First of all, I love film.In elementary school I was one of those AV monitor dorks who wheeled the projection equipment into your room and threaded the film whenever your teacher needed a break and forced you to watch that boring volcano documentary again. I started shooting with Super-8 cameras as a 12-year old and spent many a long night gluing edits together in my dark, noxious-fume-laced-room. I later finally got my hands on real 16mm equipment as a film major at S.F State. We Cinema students scoffed at the broadcast arts department kids and their aesthetically inferior crappy-assed video cameras that they were forced to use.

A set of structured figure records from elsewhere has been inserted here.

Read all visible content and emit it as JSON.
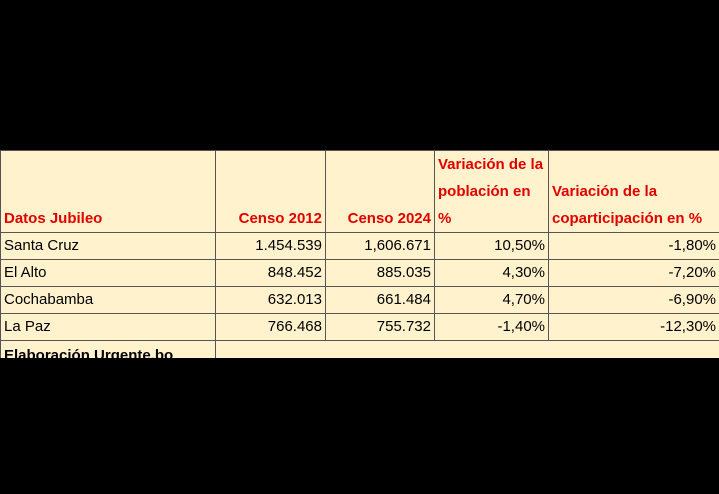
{
  "table": {
    "header": [
      "Datos Jubileo",
      "Censo 2012",
      "Censo 2024",
      "Variación de la población en %",
      "Variación de la coparticipación en %"
    ],
    "rows": [
      [
        "Santa Cruz",
        "1.454.539",
        "1,606.671",
        "10,50%",
        "-1,80%"
      ],
      [
        "El Alto",
        "848.452",
        "885.035",
        "4,30%",
        "-7,20%"
      ],
      [
        "Cochabamba",
        "632.013",
        "661.484",
        "4,70%",
        "-6,90%"
      ],
      [
        "La Paz",
        "766.468",
        "755.732",
        "-1,40%",
        "-12,30%"
      ]
    ],
    "footer": "Elaboración Urgente.bo"
  }
}
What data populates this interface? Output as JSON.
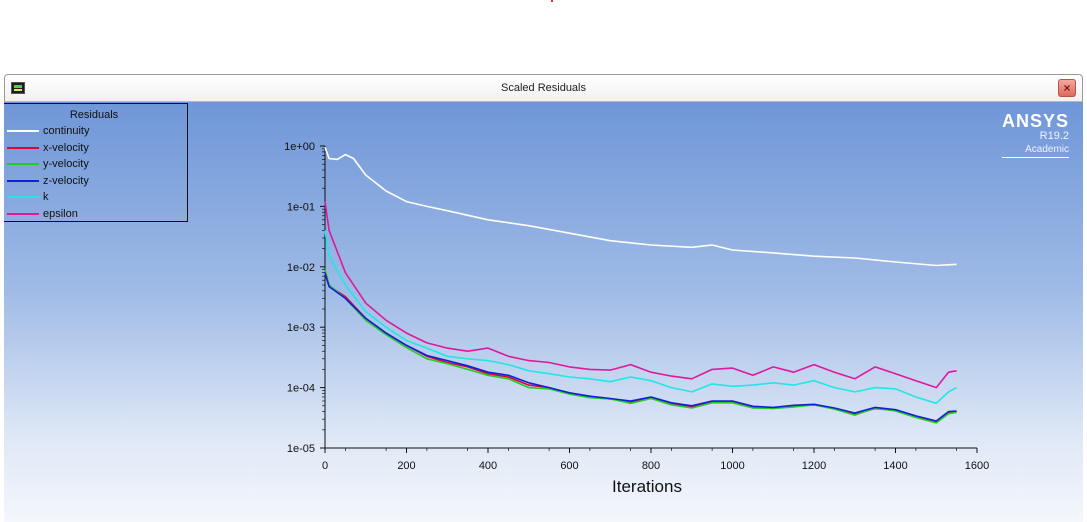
{
  "window": {
    "title": "Scaled Residuals",
    "close_label": "×"
  },
  "brand": {
    "name": "ANSYS",
    "version": "R19.2",
    "edition": "Academic"
  },
  "legend": {
    "title": "Residuals",
    "items": [
      {
        "label": "continuity",
        "color": "#ffffff"
      },
      {
        "label": "x-velocity",
        "color": "#e0003c"
      },
      {
        "label": "y-velocity",
        "color": "#22cc22"
      },
      {
        "label": "z-velocity",
        "color": "#1020d8"
      },
      {
        "label": "k",
        "color": "#20e6e6"
      },
      {
        "label": "epsilon",
        "color": "#e0189c"
      }
    ]
  },
  "chart_data": {
    "type": "line",
    "title": "",
    "xlabel": "Iterations",
    "ylabel": "",
    "xlim": [
      0,
      1600
    ],
    "ylim": [
      1e-05,
      1
    ],
    "y_scale": "log",
    "x_ticks": [
      "0",
      "200",
      "400",
      "600",
      "800",
      "1000",
      "1200",
      "1400",
      "1600"
    ],
    "y_ticks": [
      "1e+00",
      "1e-01",
      "1e-02",
      "1e-03",
      "1e-04",
      "1e-05"
    ],
    "series": [
      {
        "name": "continuity",
        "color": "#ffffff",
        "points": [
          [
            0,
            0.95
          ],
          [
            10,
            0.62
          ],
          [
            30,
            0.6
          ],
          [
            50,
            0.72
          ],
          [
            70,
            0.62
          ],
          [
            100,
            0.33
          ],
          [
            150,
            0.18
          ],
          [
            200,
            0.12
          ],
          [
            250,
            0.1
          ],
          [
            300,
            0.085
          ],
          [
            400,
            0.06
          ],
          [
            500,
            0.048
          ],
          [
            600,
            0.036
          ],
          [
            700,
            0.027
          ],
          [
            800,
            0.023
          ],
          [
            900,
            0.021
          ],
          [
            950,
            0.023
          ],
          [
            1000,
            0.019
          ],
          [
            1100,
            0.017
          ],
          [
            1200,
            0.015
          ],
          [
            1300,
            0.014
          ],
          [
            1400,
            0.012
          ],
          [
            1500,
            0.0105
          ],
          [
            1550,
            0.011
          ]
        ]
      },
      {
        "name": "x-velocity",
        "color": "#e0003c",
        "points": [
          [
            0,
            0.008
          ],
          [
            10,
            0.0048
          ],
          [
            50,
            0.0032
          ],
          [
            100,
            0.0014
          ],
          [
            150,
            0.0008
          ],
          [
            200,
            0.0005
          ],
          [
            250,
            0.00033
          ],
          [
            300,
            0.00026
          ],
          [
            350,
            0.00022
          ],
          [
            400,
            0.00017
          ],
          [
            450,
            0.00015
          ],
          [
            500,
            0.00011
          ],
          [
            550,
            0.0001
          ],
          [
            600,
            8e-05
          ],
          [
            650,
            7e-05
          ],
          [
            700,
            6.5e-05
          ],
          [
            750,
            5.8e-05
          ],
          [
            800,
            6.8e-05
          ],
          [
            850,
            5.5e-05
          ],
          [
            900,
            4.8e-05
          ],
          [
            950,
            5.8e-05
          ],
          [
            1000,
            5.8e-05
          ],
          [
            1050,
            4.7e-05
          ],
          [
            1100,
            4.6e-05
          ],
          [
            1150,
            5e-05
          ],
          [
            1200,
            5.2e-05
          ],
          [
            1250,
            4.5e-05
          ],
          [
            1300,
            3.6e-05
          ],
          [
            1350,
            4.5e-05
          ],
          [
            1400,
            4.2e-05
          ],
          [
            1450,
            3.3e-05
          ],
          [
            1500,
            2.7e-05
          ],
          [
            1530,
            3.8e-05
          ],
          [
            1550,
            4e-05
          ]
        ]
      },
      {
        "name": "y-velocity",
        "color": "#22cc22",
        "points": [
          [
            0,
            0.009
          ],
          [
            10,
            0.005
          ],
          [
            50,
            0.003
          ],
          [
            100,
            0.0013
          ],
          [
            150,
            0.00075
          ],
          [
            200,
            0.00046
          ],
          [
            250,
            0.0003
          ],
          [
            300,
            0.00025
          ],
          [
            350,
            0.0002
          ],
          [
            400,
            0.00016
          ],
          [
            450,
            0.00014
          ],
          [
            500,
            0.0001
          ],
          [
            550,
            9.5e-05
          ],
          [
            600,
            7.8e-05
          ],
          [
            650,
            6.8e-05
          ],
          [
            700,
            6.5e-05
          ],
          [
            750,
            5.5e-05
          ],
          [
            800,
            6.6e-05
          ],
          [
            850,
            5.2e-05
          ],
          [
            900,
            4.6e-05
          ],
          [
            950,
            5.6e-05
          ],
          [
            1000,
            5.6e-05
          ],
          [
            1050,
            4.6e-05
          ],
          [
            1100,
            4.5e-05
          ],
          [
            1150,
            4.8e-05
          ],
          [
            1200,
            5.2e-05
          ],
          [
            1250,
            4.4e-05
          ],
          [
            1300,
            3.5e-05
          ],
          [
            1350,
            4.6e-05
          ],
          [
            1400,
            4.1e-05
          ],
          [
            1450,
            3.2e-05
          ],
          [
            1500,
            2.6e-05
          ],
          [
            1530,
            3.7e-05
          ],
          [
            1550,
            3.9e-05
          ]
        ]
      },
      {
        "name": "z-velocity",
        "color": "#1020d8",
        "points": [
          [
            0,
            0.008
          ],
          [
            10,
            0.0047
          ],
          [
            50,
            0.003
          ],
          [
            100,
            0.0014
          ],
          [
            150,
            0.0008
          ],
          [
            200,
            0.0005
          ],
          [
            250,
            0.00034
          ],
          [
            300,
            0.00028
          ],
          [
            350,
            0.00023
          ],
          [
            400,
            0.00018
          ],
          [
            450,
            0.00016
          ],
          [
            500,
            0.00012
          ],
          [
            550,
            0.0001
          ],
          [
            600,
            8.2e-05
          ],
          [
            650,
            7.2e-05
          ],
          [
            700,
            6.6e-05
          ],
          [
            750,
            6e-05
          ],
          [
            800,
            7e-05
          ],
          [
            850,
            5.6e-05
          ],
          [
            900,
            5e-05
          ],
          [
            950,
            6e-05
          ],
          [
            1000,
            6e-05
          ],
          [
            1050,
            4.9e-05
          ],
          [
            1100,
            4.7e-05
          ],
          [
            1150,
            5.1e-05
          ],
          [
            1200,
            5.3e-05
          ],
          [
            1250,
            4.6e-05
          ],
          [
            1300,
            3.8e-05
          ],
          [
            1350,
            4.7e-05
          ],
          [
            1400,
            4.3e-05
          ],
          [
            1450,
            3.4e-05
          ],
          [
            1500,
            2.8e-05
          ],
          [
            1530,
            4e-05
          ],
          [
            1550,
            4.1e-05
          ]
        ]
      },
      {
        "name": "k",
        "color": "#20e6e6",
        "points": [
          [
            0,
            0.04
          ],
          [
            10,
            0.015
          ],
          [
            50,
            0.005
          ],
          [
            100,
            0.0018
          ],
          [
            150,
            0.001
          ],
          [
            200,
            0.0006
          ],
          [
            250,
            0.00045
          ],
          [
            300,
            0.00033
          ],
          [
            350,
            0.0003
          ],
          [
            400,
            0.00028
          ],
          [
            450,
            0.00024
          ],
          [
            500,
            0.00019
          ],
          [
            550,
            0.00017
          ],
          [
            600,
            0.00015
          ],
          [
            650,
            0.00014
          ],
          [
            700,
            0.000125
          ],
          [
            750,
            0.00015
          ],
          [
            800,
            0.00013
          ],
          [
            850,
            0.0001
          ],
          [
            900,
            8.5e-05
          ],
          [
            950,
            0.000115
          ],
          [
            1000,
            0.000105
          ],
          [
            1050,
            0.00011
          ],
          [
            1100,
            0.00012
          ],
          [
            1150,
            0.00011
          ],
          [
            1200,
            0.00013
          ],
          [
            1250,
            0.0001
          ],
          [
            1300,
            8.5e-05
          ],
          [
            1350,
            0.0001
          ],
          [
            1400,
            9.5e-05
          ],
          [
            1450,
            7e-05
          ],
          [
            1500,
            5.5e-05
          ],
          [
            1530,
            8.5e-05
          ],
          [
            1550,
            0.0001
          ]
        ]
      },
      {
        "name": "epsilon",
        "color": "#e0189c",
        "points": [
          [
            0,
            0.12
          ],
          [
            10,
            0.04
          ],
          [
            50,
            0.008
          ],
          [
            100,
            0.0025
          ],
          [
            150,
            0.0013
          ],
          [
            200,
            0.0008
          ],
          [
            250,
            0.00055
          ],
          [
            300,
            0.00045
          ],
          [
            350,
            0.0004
          ],
          [
            400,
            0.00045
          ],
          [
            450,
            0.00033
          ],
          [
            500,
            0.00028
          ],
          [
            550,
            0.00026
          ],
          [
            600,
            0.00022
          ],
          [
            650,
            0.0002
          ],
          [
            700,
            0.000195
          ],
          [
            750,
            0.00024
          ],
          [
            800,
            0.00018
          ],
          [
            850,
            0.000155
          ],
          [
            900,
            0.00014
          ],
          [
            950,
            0.0002
          ],
          [
            1000,
            0.00021
          ],
          [
            1050,
            0.00016
          ],
          [
            1100,
            0.00022
          ],
          [
            1150,
            0.00018
          ],
          [
            1200,
            0.00024
          ],
          [
            1250,
            0.00018
          ],
          [
            1300,
            0.00014
          ],
          [
            1350,
            0.00022
          ],
          [
            1400,
            0.00017
          ],
          [
            1450,
            0.00013
          ],
          [
            1500,
            0.0001
          ],
          [
            1530,
            0.00018
          ],
          [
            1550,
            0.00019
          ]
        ]
      }
    ]
  }
}
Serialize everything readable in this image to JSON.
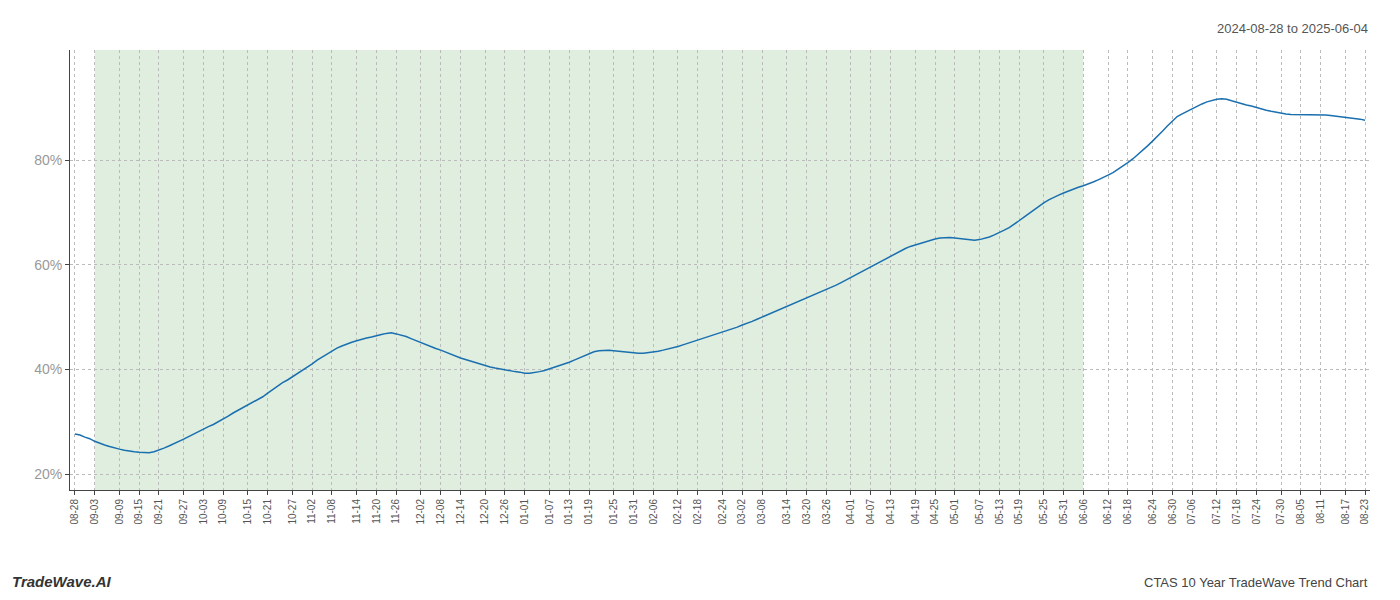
{
  "chart_data": {
    "type": "line",
    "title": "CTAS 10 Year TradeWave Trend Chart",
    "subtitle": "2024-08-28 to 2025-06-04",
    "annotations": [
      "TradeWave.AI"
    ],
    "color": "#1a6faf",
    "grid": true,
    "highlight": {
      "from": "09-03",
      "to": "06-06",
      "color": "#d4e8d4"
    },
    "ylim": [
      0.17,
      1.01
    ],
    "yticks": [
      {
        "value": 0.2,
        "label": "20%"
      },
      {
        "value": 0.4,
        "label": "40%"
      },
      {
        "value": 0.6,
        "label": "60%"
      },
      {
        "value": 0.8,
        "label": "80%"
      }
    ],
    "categories": [
      "08-28",
      null,
      null,
      null,
      "09-03",
      null,
      null,
      null,
      null,
      "09-09",
      null,
      null,
      null,
      "09-15",
      null,
      null,
      null,
      "09-21",
      null,
      null,
      null,
      null,
      "09-27",
      null,
      null,
      null,
      "10-03",
      null,
      null,
      null,
      "10-09",
      null,
      null,
      null,
      null,
      "10-15",
      null,
      null,
      null,
      "10-21",
      null,
      null,
      null,
      null,
      "10-27",
      null,
      null,
      null,
      "11-02",
      null,
      null,
      null,
      "11-08",
      null,
      null,
      null,
      null,
      "11-14",
      null,
      null,
      null,
      "11-20",
      null,
      null,
      null,
      "11-26",
      null,
      null,
      null,
      null,
      "12-02",
      null,
      null,
      null,
      "12-08",
      null,
      null,
      null,
      "12-14",
      null,
      null,
      null,
      null,
      "12-20",
      null,
      null,
      null,
      "12-26",
      null,
      null,
      null,
      "01-01",
      null,
      null,
      null,
      null,
      "01-07",
      null,
      null,
      null,
      "01-13",
      null,
      null,
      null,
      "01-19",
      null,
      null,
      null,
      null,
      "01-25",
      null,
      null,
      null,
      "01-31",
      null,
      null,
      null,
      "02-06",
      null,
      null,
      null,
      null,
      "02-12",
      null,
      null,
      null,
      "02-18",
      null,
      null,
      null,
      null,
      "02-24",
      null,
      null,
      null,
      "03-02",
      null,
      null,
      null,
      "03-08",
      null,
      null,
      null,
      null,
      "03-14",
      null,
      null,
      null,
      "03-20",
      null,
      null,
      null,
      "03-26",
      null,
      null,
      null,
      null,
      "04-01",
      null,
      null,
      null,
      "04-07",
      null,
      null,
      null,
      "04-13",
      null,
      null,
      null,
      null,
      "04-19",
      null,
      null,
      null,
      "04-25",
      null,
      null,
      null,
      "05-01",
      null,
      null,
      null,
      null,
      "05-07",
      null,
      null,
      null,
      "05-13",
      null,
      null,
      null,
      "05-19",
      null,
      null,
      null,
      null,
      "05-25",
      null,
      null,
      null,
      "05-31",
      null,
      null,
      null,
      "06-06",
      null,
      null,
      null,
      null,
      "06-12",
      null,
      null,
      null,
      "06-18",
      null,
      null,
      null,
      null,
      "06-24",
      null,
      null,
      null,
      "06-30",
      null,
      null,
      null,
      "07-06",
      null,
      null,
      null,
      null,
      "07-12",
      null,
      null,
      null,
      "07-18",
      null,
      null,
      null,
      "07-24",
      null,
      null,
      null,
      null,
      "07-30",
      null,
      null,
      null,
      "08-05",
      null,
      null,
      null,
      "08-11",
      null,
      null,
      null,
      null,
      "08-17",
      null,
      null,
      null,
      "08-23"
    ],
    "values": [
      0.277,
      0.275,
      0.271,
      0.268,
      0.263,
      0.259,
      0.256,
      0.253,
      0.25,
      0.248,
      0.246,
      0.244,
      0.243,
      0.242,
      0.241,
      0.241,
      0.243,
      0.246,
      0.25,
      0.254,
      0.258,
      0.263,
      0.267,
      0.272,
      0.277,
      0.282,
      0.286,
      0.291,
      0.295,
      0.3,
      0.305,
      0.311,
      0.317,
      0.322,
      0.328,
      0.333,
      0.337,
      0.342,
      0.348,
      0.355,
      0.362,
      0.369,
      0.375,
      0.38,
      0.386,
      0.392,
      0.398,
      0.405,
      0.411,
      0.418,
      0.424,
      0.43,
      0.436,
      0.441,
      0.445,
      0.449,
      0.452,
      0.455,
      0.458,
      0.46,
      0.462,
      0.465,
      0.467,
      0.469,
      0.47,
      0.468,
      0.466,
      0.463,
      0.459,
      0.455,
      0.451,
      0.447,
      0.443,
      0.44,
      0.437,
      0.433,
      0.429,
      0.426,
      0.422,
      0.419,
      0.416,
      0.413,
      0.411,
      0.408,
      0.405,
      0.403,
      0.401,
      0.4,
      0.398,
      0.396,
      0.395,
      0.393,
      0.393,
      0.394,
      0.396,
      0.398,
      0.401,
      0.404,
      0.407,
      0.41,
      0.414,
      0.418,
      0.422,
      0.426,
      0.43,
      0.434,
      0.436,
      0.437,
      0.437,
      0.436,
      0.435,
      0.434,
      0.433,
      0.431,
      0.431,
      0.431,
      0.432,
      0.433,
      0.435,
      0.437,
      0.439,
      0.441,
      0.444,
      0.447,
      0.45,
      0.453,
      0.456,
      0.459,
      0.462,
      0.465,
      0.468,
      0.471,
      0.474,
      0.478,
      0.481,
      0.485,
      0.488,
      0.492,
      0.496,
      0.5,
      0.504,
      0.508,
      0.512,
      0.516,
      0.52,
      0.524,
      0.528,
      0.532,
      0.536,
      0.54,
      0.544,
      0.548,
      0.552,
      0.556,
      0.561,
      0.566,
      0.571,
      0.576,
      0.581,
      0.586,
      0.591,
      0.597,
      0.602,
      0.607,
      0.612,
      0.617,
      0.622,
      0.627,
      0.631,
      0.635,
      0.638,
      0.641,
      0.644,
      0.647,
      0.649,
      0.651,
      0.652,
      0.652,
      0.651,
      0.65,
      0.649,
      0.648,
      0.647,
      0.648,
      0.65,
      0.653,
      0.657,
      0.661,
      0.666,
      0.671,
      0.677,
      0.684,
      0.691,
      0.698,
      0.705,
      0.712,
      0.718,
      0.724,
      0.729,
      0.733,
      0.737,
      0.741,
      0.744,
      0.748,
      0.751,
      0.754,
      0.758,
      0.762,
      0.766,
      0.771,
      0.776,
      0.782,
      0.788,
      0.795,
      0.802,
      0.81,
      0.818,
      0.827,
      0.836,
      0.845,
      0.855,
      0.865,
      0.875,
      0.883,
      0.888,
      0.893,
      0.898,
      0.903,
      0.907,
      0.911,
      0.914,
      0.916,
      0.917,
      0.916,
      0.913,
      0.91,
      0.908,
      0.905,
      0.903,
      0.9,
      0.898,
      0.895,
      0.893,
      0.891,
      0.889,
      0.888,
      0.887,
      0.887,
      0.887,
      0.886,
      0.886,
      0.886,
      0.886,
      0.886,
      0.885,
      0.884,
      0.883,
      0.882,
      0.88,
      0.879,
      0.878,
      0.876
    ]
  }
}
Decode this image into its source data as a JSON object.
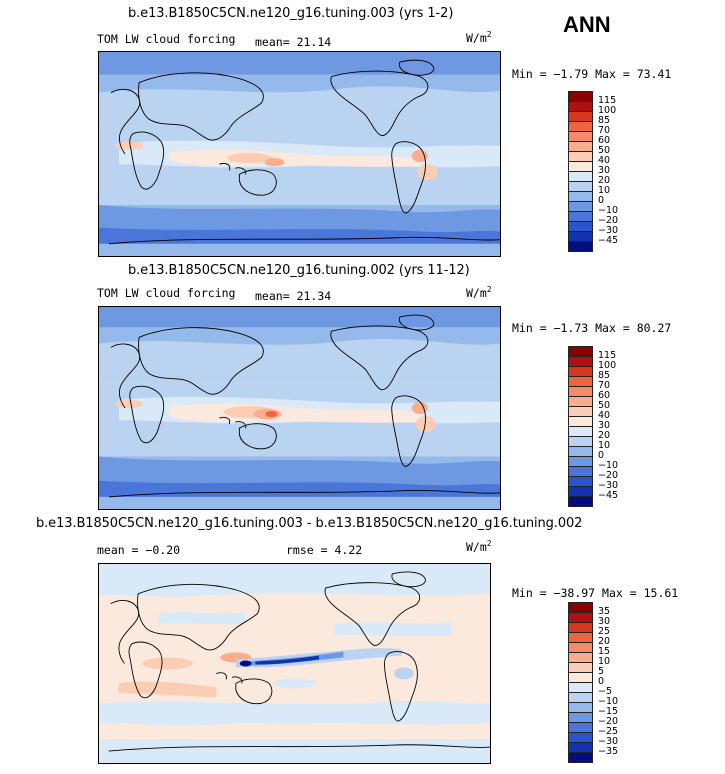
{
  "season": "ANN",
  "panels": [
    {
      "title": "b.e13.B1850C5CN.ne120_g16.tuning.003 (yrs 1-2)",
      "variable": "TOM LW cloud forcing",
      "mean_label": "mean=",
      "mean_value": "21.14",
      "units": "W/m",
      "units_exp": "2",
      "min_label": "Min =",
      "min_value": "-1.79",
      "max_label": "Max =",
      "max_value": "73.41",
      "levels": [
        "115",
        "100",
        "85",
        "70",
        "60",
        "50",
        "40",
        "30",
        "20",
        "10",
        "0",
        "-10",
        "-20",
        "-30",
        "-45"
      ],
      "colors": [
        "#8b0000",
        "#b01010",
        "#d8361f",
        "#ef6540",
        "#f58a66",
        "#f8ad8f",
        "#fbcdb5",
        "#fbe9de",
        "#d9e9f7",
        "#b9d3f1",
        "#95b9ea",
        "#6f98e2",
        "#4a76d9",
        "#2a55cc",
        "#1133b0",
        "#000e80"
      ]
    },
    {
      "title": "b.e13.B1850C5CN.ne120_g16.tuning.002 (yrs 11-12)",
      "variable": "TOM LW cloud forcing",
      "mean_label": "mean=",
      "mean_value": "21.34",
      "units": "W/m",
      "units_exp": "2",
      "min_label": "Min =",
      "min_value": "-1.73",
      "max_label": "Max =",
      "max_value": "80.27",
      "levels": [
        "115",
        "100",
        "85",
        "70",
        "60",
        "50",
        "40",
        "30",
        "20",
        "10",
        "0",
        "-10",
        "-20",
        "-30",
        "-45"
      ],
      "colors": [
        "#8b0000",
        "#b01010",
        "#d8361f",
        "#ef6540",
        "#f58a66",
        "#f8ad8f",
        "#fbcdb5",
        "#fbe9de",
        "#d9e9f7",
        "#b9d3f1",
        "#95b9ea",
        "#6f98e2",
        "#4a76d9",
        "#2a55cc",
        "#1133b0",
        "#000e80"
      ]
    },
    {
      "title": "b.e13.B1850C5CN.ne120_g16.tuning.003 - b.e13.B1850C5CN.ne120_g16.tuning.002",
      "mean_label": "mean =",
      "mean_value": "-0.20",
      "rmse_label": "rmse =",
      "rmse_value": "4.22",
      "units": "W/m",
      "units_exp": "2",
      "min_label": "Min =",
      "min_value": "-38.97",
      "max_label": "Max =",
      "max_value": "15.61",
      "levels": [
        "35",
        "30",
        "25",
        "20",
        "15",
        "10",
        "5",
        "0",
        "-5",
        "-10",
        "-15",
        "-20",
        "-25",
        "-30",
        "-35"
      ],
      "colors": [
        "#8b0000",
        "#b01010",
        "#d8361f",
        "#ef6540",
        "#f58a66",
        "#f8ad8f",
        "#fbcdb5",
        "#fbe9de",
        "#d9e9f7",
        "#b9d3f1",
        "#95b9ea",
        "#6f98e2",
        "#4a76d9",
        "#2a55cc",
        "#1133b0",
        "#000e80"
      ]
    }
  ]
}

Eventually as a professional video editor, I spent many long hours trying to make video look more like film (Cinelook anybody), but it never really got there.
With its slightly stuttering 24 frames per second, motion picture film suggested another reality altogether different from our own - a place to pour our ideas, our emotions. It was the medium of visual poetry, of dreams. Video on the other hand, presented the harsh, glossy reality of the now. The faster frame rate of 30 frames per second made it appear to our eyes to be a glance not of art, but of our own mediocre everyday reality. Video was the realm of soap operas, of news, of live events.
I wanted to live in the filmic world of metaphor - of campfire tales and big-screen dreams. I fought the film battle long and hard, but you know, what?
It's over - film is dead! Long live digital!